Today was another “fun” session at court. Opposing counsel was allowed to lie and attack and insinuate, in the face of all the facts, and there was nothing I could do. The judge is again considering serious sanctions and penalties against me on the basis of innuendo and unsupported supposition, on the basis of undocumented “evidence” which won’t be ruled admissible (or otherwise) for months, if ever.

This is, I suppose, what I get for “being nice” all those years. If I’d been insistent on fighting back, on defending myself against false charges, and on pointing out actual infractions, maybe the judge would be willing to at least consider my side’s evidence and arguments.

I am so tired of this. People have been telling me for three years now that “it’ll get better” and “some day, this will all seem so silly”. How many more years will I have to wait?

“High conflict” divorce, or continued abuse?

Saturday, December 24th, 2011

It’s just over three years now since I accidentally found out that my husband was planning to serve me with divorce papers in less than two weeks. On 15 December 2008, I stumbled onto evidence of my husband’s conversation with others, talking about how “we” were waiting until after the holidays, but that “we” would be separated by 2009.

Once a divorce case passes the two-year mark, it is officially a “high conflict” divorce. The term’s implications are fully supported by the family-court system: Both parties are deemed equally guilty of being combative. The fact of the extremely high overlap between “high conflict” cases and cases involving domestic abuse is generally swept under the rug as being irrelevant or unrelated.

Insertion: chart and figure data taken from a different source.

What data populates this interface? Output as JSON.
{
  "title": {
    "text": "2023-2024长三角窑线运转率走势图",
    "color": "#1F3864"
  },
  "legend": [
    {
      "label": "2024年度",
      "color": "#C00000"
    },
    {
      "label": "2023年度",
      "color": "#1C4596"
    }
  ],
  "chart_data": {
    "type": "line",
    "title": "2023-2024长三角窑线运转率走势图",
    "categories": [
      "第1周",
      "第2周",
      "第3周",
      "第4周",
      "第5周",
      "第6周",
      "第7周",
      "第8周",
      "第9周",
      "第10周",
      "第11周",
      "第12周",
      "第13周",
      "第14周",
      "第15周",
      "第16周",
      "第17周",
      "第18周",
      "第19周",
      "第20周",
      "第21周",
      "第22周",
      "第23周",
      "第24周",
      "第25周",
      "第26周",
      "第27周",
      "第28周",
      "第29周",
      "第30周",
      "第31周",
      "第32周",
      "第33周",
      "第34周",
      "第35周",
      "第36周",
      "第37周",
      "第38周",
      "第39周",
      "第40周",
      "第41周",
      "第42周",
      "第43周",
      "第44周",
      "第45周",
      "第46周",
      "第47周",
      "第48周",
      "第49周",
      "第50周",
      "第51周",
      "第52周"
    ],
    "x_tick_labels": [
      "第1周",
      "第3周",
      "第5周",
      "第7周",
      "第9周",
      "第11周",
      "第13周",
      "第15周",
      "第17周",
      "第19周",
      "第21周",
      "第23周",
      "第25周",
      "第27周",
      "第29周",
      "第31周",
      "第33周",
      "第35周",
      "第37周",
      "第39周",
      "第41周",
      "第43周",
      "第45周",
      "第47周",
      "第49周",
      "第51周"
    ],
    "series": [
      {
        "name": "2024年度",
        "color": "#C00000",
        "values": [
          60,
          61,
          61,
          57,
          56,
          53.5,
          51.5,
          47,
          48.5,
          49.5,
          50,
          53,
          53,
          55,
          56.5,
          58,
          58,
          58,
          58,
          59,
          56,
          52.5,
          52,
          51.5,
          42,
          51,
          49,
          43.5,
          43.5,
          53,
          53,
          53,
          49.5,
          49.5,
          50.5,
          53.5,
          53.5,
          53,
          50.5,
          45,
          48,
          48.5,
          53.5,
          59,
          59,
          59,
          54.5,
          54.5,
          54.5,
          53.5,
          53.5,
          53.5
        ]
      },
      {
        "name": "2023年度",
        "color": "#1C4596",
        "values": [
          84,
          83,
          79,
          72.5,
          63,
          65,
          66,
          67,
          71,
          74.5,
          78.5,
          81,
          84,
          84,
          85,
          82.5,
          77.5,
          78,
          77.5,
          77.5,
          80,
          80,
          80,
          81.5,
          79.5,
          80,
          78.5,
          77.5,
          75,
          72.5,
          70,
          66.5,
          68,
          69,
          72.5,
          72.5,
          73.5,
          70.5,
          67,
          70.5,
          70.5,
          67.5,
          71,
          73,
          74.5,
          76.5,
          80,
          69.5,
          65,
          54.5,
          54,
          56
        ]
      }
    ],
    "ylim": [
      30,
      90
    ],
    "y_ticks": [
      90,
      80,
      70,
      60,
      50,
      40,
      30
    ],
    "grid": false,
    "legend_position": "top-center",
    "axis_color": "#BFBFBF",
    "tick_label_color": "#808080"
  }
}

Indeed, I’ve read of a case in which, during the same court appearance in front of the same judge, a woman was granted a restraining order (due to her husband’s abuse of her and her children) and was then loudly condemned by the judge for “alienating the affections” of the children for their abuser (by having gotten a restraining order so as to protect the children).

Somehow, as soon as the abuse victim is involved in a divorce case, the power-unequal abusive relationship is converted into a power-equal conflictual relationship. It doesn’t matter that nothing the victim does (other than dying) will ever be good enough for the abuser. The fact that the abuser won’t accept anything less than a continuation of his control means that he will drag things out as long as he can. And his victim is blamed.

She is told that she needs to “start negotiating in good faith”, as though her abuser were trustworthy and honorable. She is told that she needs to “be willing to compromise” with somebody who is making impossible demands. The ideal of “splitting things down the middle” leaves her in the position of trying to protect herself (and being condemned) or else “compromising” by relinquishing her rights. The philosophical basis is the mediation model, but even proponents of mediation flatly state that it won’t work in a power-unequal environment.

The “meeting in the middle” model is a nice idea. Unfortunately, it fails in practice because it assumes a parity which does not exist.